Überhaupt scheint das Problem auch anders gelagert zu sein. Reals Belegschaft hat sich offenkundig mit Vereinsboss Pérez überworfen, der das Team für zu satt hält. Ein Symptom: Pérez soll bei zwei Trainern vorfühlen lassen, denen eine disziplinierende Hand attestiert wird: Beim Italiener Antonio Conte, der bis zum Sommer beim FC Chelsea beschäftigt war. Und bei José Mourinho, der bei Manchester United schon länger am Abgrund wandelt und im Winter womöglich frei wäre. Als Übergangslösung käme Ex-Profi Santi Solari infrage, derzeit Trainer bei Real Madrids zweiter Mannschaft, dem FC Castilla.

Vor allem der Name Mourinho löst in der Kabine von Real Madrid Unverständnis aus. Einige Spieler wie Sergio Ramos oder Marcelo können sich noch gut an das erste Regime des Portugiesen erinnern (2010 bis 2013), sie waren damals schon dabei. Sie haben auch nicht vergessen, dass Real erst nach dessen Abschied wieder die Champions League gewinnen konnte, und das gleich vier Mal. Am Freitagabend kam dann ein Tweet des früheren Herthaners Arthur Wichniarek: Ein gemeinsamer Freund traf Conte in Ägypten und versichere nun, dass der Italiener "zu 98 Prozent" neuer Real-Coach wird.

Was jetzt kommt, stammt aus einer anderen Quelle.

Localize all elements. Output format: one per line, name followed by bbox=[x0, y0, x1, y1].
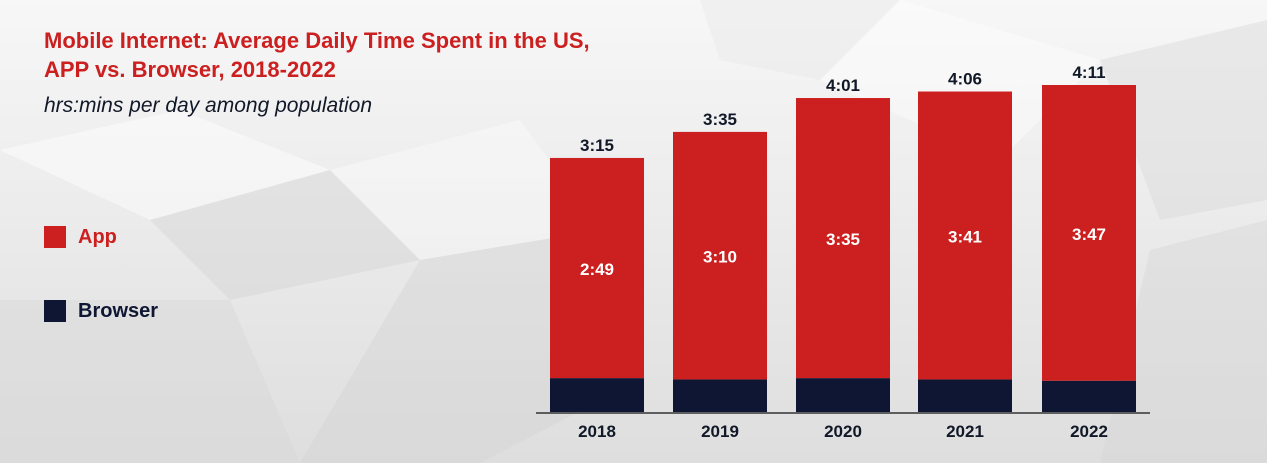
x-tick-label-2018: 2018 bbox=[578, 422, 616, 441]
total-label-2018: 3:15 bbox=[580, 136, 614, 155]
bar-app-2019 bbox=[673, 131, 767, 380]
x-tick-label-2020: 2020 bbox=[824, 422, 862, 441]
legend-label-app: App bbox=[78, 225, 117, 248]
legend-label-browser: Browser bbox=[78, 299, 159, 322]
bar-app-2022 bbox=[1042, 85, 1136, 381]
legend-item-app: App bbox=[44, 222, 158, 252]
chart-title: Mobile Internet: Average Daily Time Spen… bbox=[44, 26, 684, 84]
legend-item-browser: Browser bbox=[44, 296, 158, 326]
bar-browser-2019 bbox=[673, 379, 767, 412]
bar-app-2021 bbox=[918, 91, 1012, 380]
chart-title-line-2: APP vs. Browser, 2018-2022 bbox=[44, 57, 336, 82]
chart-legend: App Browser bbox=[44, 222, 158, 326]
bar-browser-2018 bbox=[550, 378, 644, 412]
x-tick-label-2021: 2021 bbox=[946, 422, 984, 441]
data-label-app-2020: 3:35 bbox=[826, 230, 860, 249]
x-tick-label-2022: 2022 bbox=[1070, 422, 1108, 441]
data-label-app-2021: 3:41 bbox=[948, 227, 982, 246]
data-label-app-2022: 3:47 bbox=[1072, 225, 1106, 244]
chart-title-line-1: Mobile Internet: Average Daily Time Spen… bbox=[44, 28, 590, 53]
total-label-2019: 3:35 bbox=[703, 110, 737, 129]
data-label-app-2018: 2:49 bbox=[580, 260, 614, 279]
chart-subtitle: hrs:mins per day among population bbox=[44, 94, 373, 117]
bar-browser-2020 bbox=[796, 378, 890, 412]
legend-swatch-app bbox=[44, 226, 66, 248]
x-tick-label-2019: 2019 bbox=[701, 422, 739, 441]
total-label-2021: 4:06 bbox=[948, 70, 982, 89]
bar-app-2020 bbox=[796, 98, 890, 379]
total-label-2020: 4:01 bbox=[826, 76, 860, 95]
legend-swatch-browser bbox=[44, 300, 66, 322]
bar-browser-2021 bbox=[918, 379, 1012, 412]
bar-app-2018 bbox=[550, 157, 644, 379]
bar-browser-2022 bbox=[1042, 380, 1136, 412]
total-label-2022: 4:11 bbox=[1072, 63, 1105, 82]
data-label-app-2019: 3:10 bbox=[703, 248, 737, 267]
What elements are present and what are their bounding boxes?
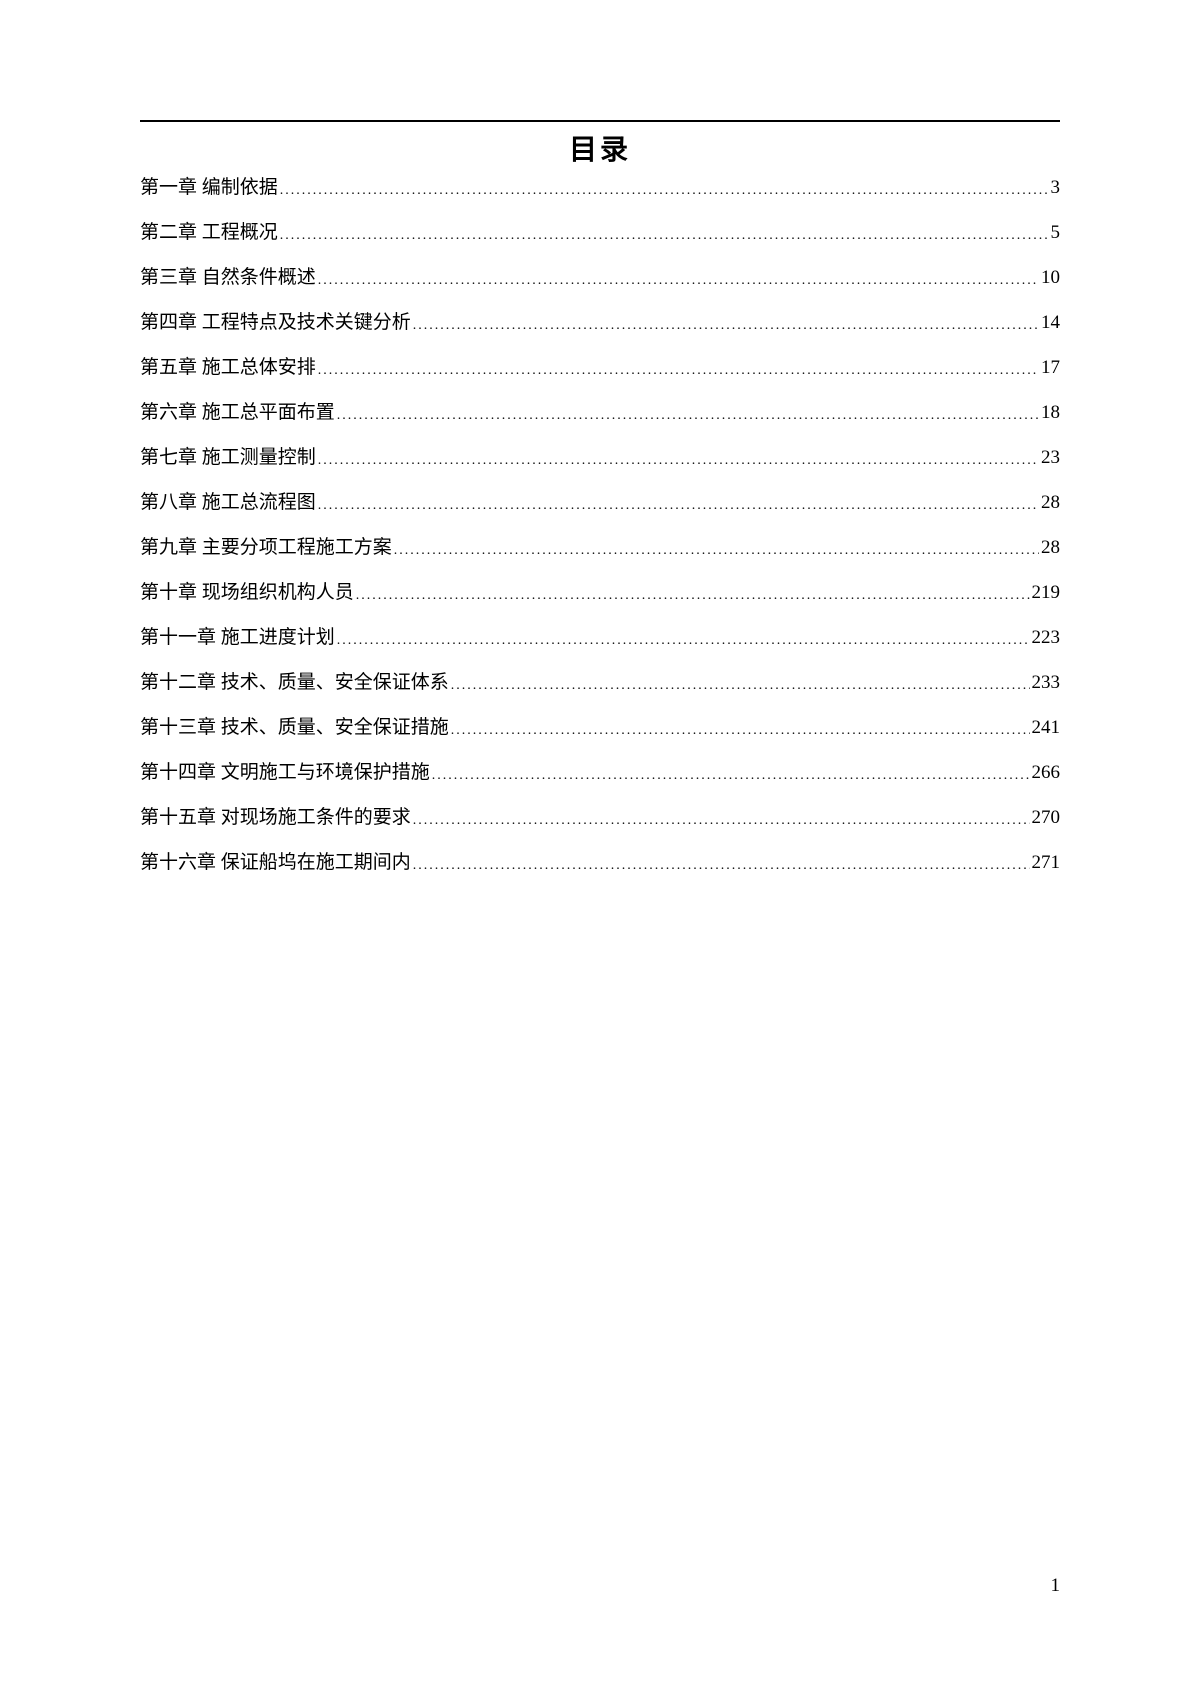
toc-page-number: 223 bbox=[1032, 627, 1061, 649]
toc-page-number: 14 bbox=[1041, 312, 1060, 334]
toc-item: 第一章 编制依据 3 bbox=[140, 172, 1060, 199]
toc-page-number: 28 bbox=[1041, 537, 1060, 559]
toc-page-number: 10 bbox=[1041, 267, 1060, 289]
toc-page-number: 28 bbox=[1041, 492, 1060, 514]
toc-item: 第三章 自然条件概述 10 bbox=[140, 262, 1060, 289]
toc-leader-dots bbox=[413, 313, 1039, 335]
toc-list: 第一章 编制依据 3 第二章 工程概况 5 第三章 自然条件概述 10 第四章 … bbox=[140, 172, 1060, 874]
toc-leader-dots bbox=[280, 178, 1049, 200]
toc-leader-dots bbox=[337, 403, 1039, 425]
toc-leader-dots bbox=[394, 538, 1039, 560]
toc-leader-dots bbox=[451, 718, 1030, 740]
toc-label: 第五章 施工总体安排 bbox=[140, 352, 316, 379]
toc-item: 第十四章 文明施工与环境保护措施 266 bbox=[140, 757, 1060, 784]
toc-item: 第九章 主要分项工程施工方案 28 bbox=[140, 532, 1060, 559]
header-rule bbox=[140, 120, 1060, 122]
toc-label: 第二章 工程概况 bbox=[140, 217, 278, 244]
toc-item: 第十章 现场组织机构人员 219 bbox=[140, 577, 1060, 604]
page-number: 1 bbox=[1051, 1575, 1061, 1597]
toc-leader-dots bbox=[337, 628, 1030, 650]
toc-page-number: 5 bbox=[1051, 222, 1061, 244]
toc-leader-dots bbox=[280, 223, 1049, 245]
toc-leader-dots bbox=[356, 583, 1030, 605]
toc-leader-dots bbox=[318, 268, 1039, 290]
toc-label: 第四章 工程特点及技术关键分析 bbox=[140, 307, 411, 334]
toc-page-number: 18 bbox=[1041, 402, 1060, 424]
toc-page-number: 219 bbox=[1032, 582, 1061, 604]
toc-label: 第十四章 文明施工与环境保护措施 bbox=[140, 757, 430, 784]
toc-page-number: 23 bbox=[1041, 447, 1060, 469]
toc-item: 第六章 施工总平面布置 18 bbox=[140, 397, 1060, 424]
toc-item: 第七章 施工测量控制 23 bbox=[140, 442, 1060, 469]
toc-item: 第十三章 技术、质量、安全保证措施 241 bbox=[140, 712, 1060, 739]
toc-item: 第十六章 保证船坞在施工期间内 271 bbox=[140, 847, 1060, 874]
toc-leader-dots bbox=[413, 853, 1030, 875]
toc-page-number: 3 bbox=[1051, 177, 1061, 199]
toc-page-number: 17 bbox=[1041, 357, 1060, 379]
document-page: 目录 第一章 编制依据 3 第二章 工程概况 5 第三章 自然条件概述 10 第… bbox=[0, 0, 1200, 1697]
toc-page-number: 266 bbox=[1032, 762, 1061, 784]
toc-leader-dots bbox=[413, 808, 1030, 830]
toc-label: 第十二章 技术、质量、安全保证体系 bbox=[140, 667, 449, 694]
toc-page-number: 233 bbox=[1032, 672, 1061, 694]
toc-item: 第十一章 施工进度计划 223 bbox=[140, 622, 1060, 649]
toc-label: 第六章 施工总平面布置 bbox=[140, 397, 335, 424]
toc-leader-dots bbox=[451, 673, 1030, 695]
toc-label: 第十五章 对现场施工条件的要求 bbox=[140, 802, 411, 829]
toc-label: 第十章 现场组织机构人员 bbox=[140, 577, 354, 604]
toc-label: 第十三章 技术、质量、安全保证措施 bbox=[140, 712, 449, 739]
toc-label: 第十一章 施工进度计划 bbox=[140, 622, 335, 649]
toc-item: 第二章 工程概况 5 bbox=[140, 217, 1060, 244]
toc-item: 第四章 工程特点及技术关键分析 14 bbox=[140, 307, 1060, 334]
toc-leader-dots bbox=[318, 448, 1039, 470]
toc-leader-dots bbox=[318, 493, 1039, 515]
toc-item: 第十五章 对现场施工条件的要求 270 bbox=[140, 802, 1060, 829]
toc-page-number: 270 bbox=[1032, 807, 1061, 829]
toc-leader-dots bbox=[318, 358, 1039, 380]
toc-label: 第一章 编制依据 bbox=[140, 172, 278, 199]
toc-label: 第九章 主要分项工程施工方案 bbox=[140, 532, 392, 559]
toc-label: 第八章 施工总流程图 bbox=[140, 487, 316, 514]
toc-title: 目录 bbox=[140, 128, 1060, 168]
toc-page-number: 271 bbox=[1032, 852, 1061, 874]
toc-page-number: 241 bbox=[1032, 717, 1061, 739]
toc-item: 第八章 施工总流程图 28 bbox=[140, 487, 1060, 514]
toc-item: 第十二章 技术、质量、安全保证体系 233 bbox=[140, 667, 1060, 694]
toc-leader-dots bbox=[432, 763, 1030, 785]
toc-label: 第十六章 保证船坞在施工期间内 bbox=[140, 847, 411, 874]
toc-label: 第七章 施工测量控制 bbox=[140, 442, 316, 469]
toc-item: 第五章 施工总体安排 17 bbox=[140, 352, 1060, 379]
toc-label: 第三章 自然条件概述 bbox=[140, 262, 316, 289]
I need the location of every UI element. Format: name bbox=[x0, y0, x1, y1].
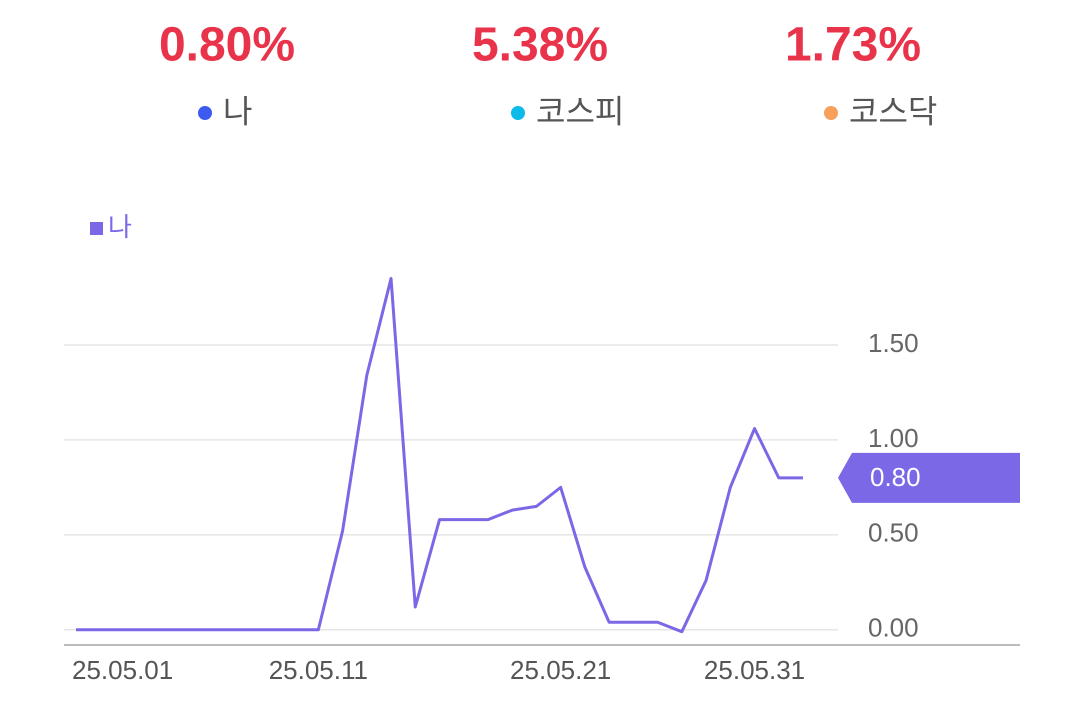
stat-value: 5.38% bbox=[472, 19, 608, 72]
stat-dot bbox=[511, 106, 525, 120]
stat-value: 0.80% bbox=[159, 19, 295, 72]
x-tick-label: 25.05.21 bbox=[510, 655, 611, 685]
x-tick-label: 25.05.31 bbox=[704, 655, 805, 685]
value-tag bbox=[838, 452, 1020, 503]
stat-label: 코스닥 bbox=[849, 93, 937, 129]
y-tick-label: 0.50 bbox=[868, 518, 919, 548]
stat-value: 1.73% bbox=[785, 19, 921, 72]
stat-dot bbox=[198, 106, 212, 120]
series-line bbox=[76, 276, 803, 634]
y-tick-label: 1.00 bbox=[868, 423, 919, 453]
legend-label: 나 bbox=[108, 212, 132, 242]
stat-label: 코스피 bbox=[536, 93, 624, 129]
y-tick-label: 1.50 bbox=[868, 328, 919, 358]
legend-swatch bbox=[90, 222, 103, 235]
y-tick-label: 0.00 bbox=[868, 613, 919, 643]
x-tick-label: 25.05.01 bbox=[72, 655, 173, 685]
value-label: 0.80 bbox=[870, 462, 921, 492]
stat-label: 나 bbox=[223, 93, 252, 129]
stat-dot bbox=[824, 106, 838, 120]
x-tick-label: 25.05.11 bbox=[269, 655, 368, 685]
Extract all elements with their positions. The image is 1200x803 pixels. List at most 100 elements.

Reals Zugänge spielen bislang eine nachrangige Rolle

Wer auch immer nach dem Clásico auf der Bank sitzen sollte, er hätte mit dem gleichen Problem zu kämpfen wie Lopetegui. Zurzeit liegt die Mannschaft auf dem siebten Tabellenplatz, vier Punkte hinter Spitzenreiter Barcelona. Die Katalanen haben 23 Tore geschossen, die Madrilenen nur 13. Das liegt auch daran, dass Reals wahrer Sportdirektor, Klubchef Pérez, keinen Ersatz für Cristiano Ronaldo besorgt hat - und Gareth Bale ihn nicht vergessen machen kann (vier Tore in elf Pflichtspielen). Pérez, der einst für Figo, Ronaldo (den aus Brasilien), Kaká, Beckham, Owen oder Zidane die Bank sprengte und die Galácticos-Ära begründete, begnügte sich diesmal mit Torwart Courtois, Mariano, Odriozola, Vinícius und Rodrigo, die alle bislang eine nachrangige Rolle spielen.

Das lässt in den Hintergrund treten, dass es bei Barça jenseits der Messi-Absenz auch Probleme gibt. Der frühere Bayern-Profi Arturo Vidal murrt über seine Reservistenrolle, der einstige Dortmunder Ousmane Dembelé ist wegen Undiszipliniertheiten in Ungnade gefallen. Das sind Nebengeräusche, die der Madrider Lärm verschluckt. Doch sie erinnern daran, dass hinter jedem Clásico der Teufel steckt, und niemand vorab weiß, welche Trikotfarben er erwählt.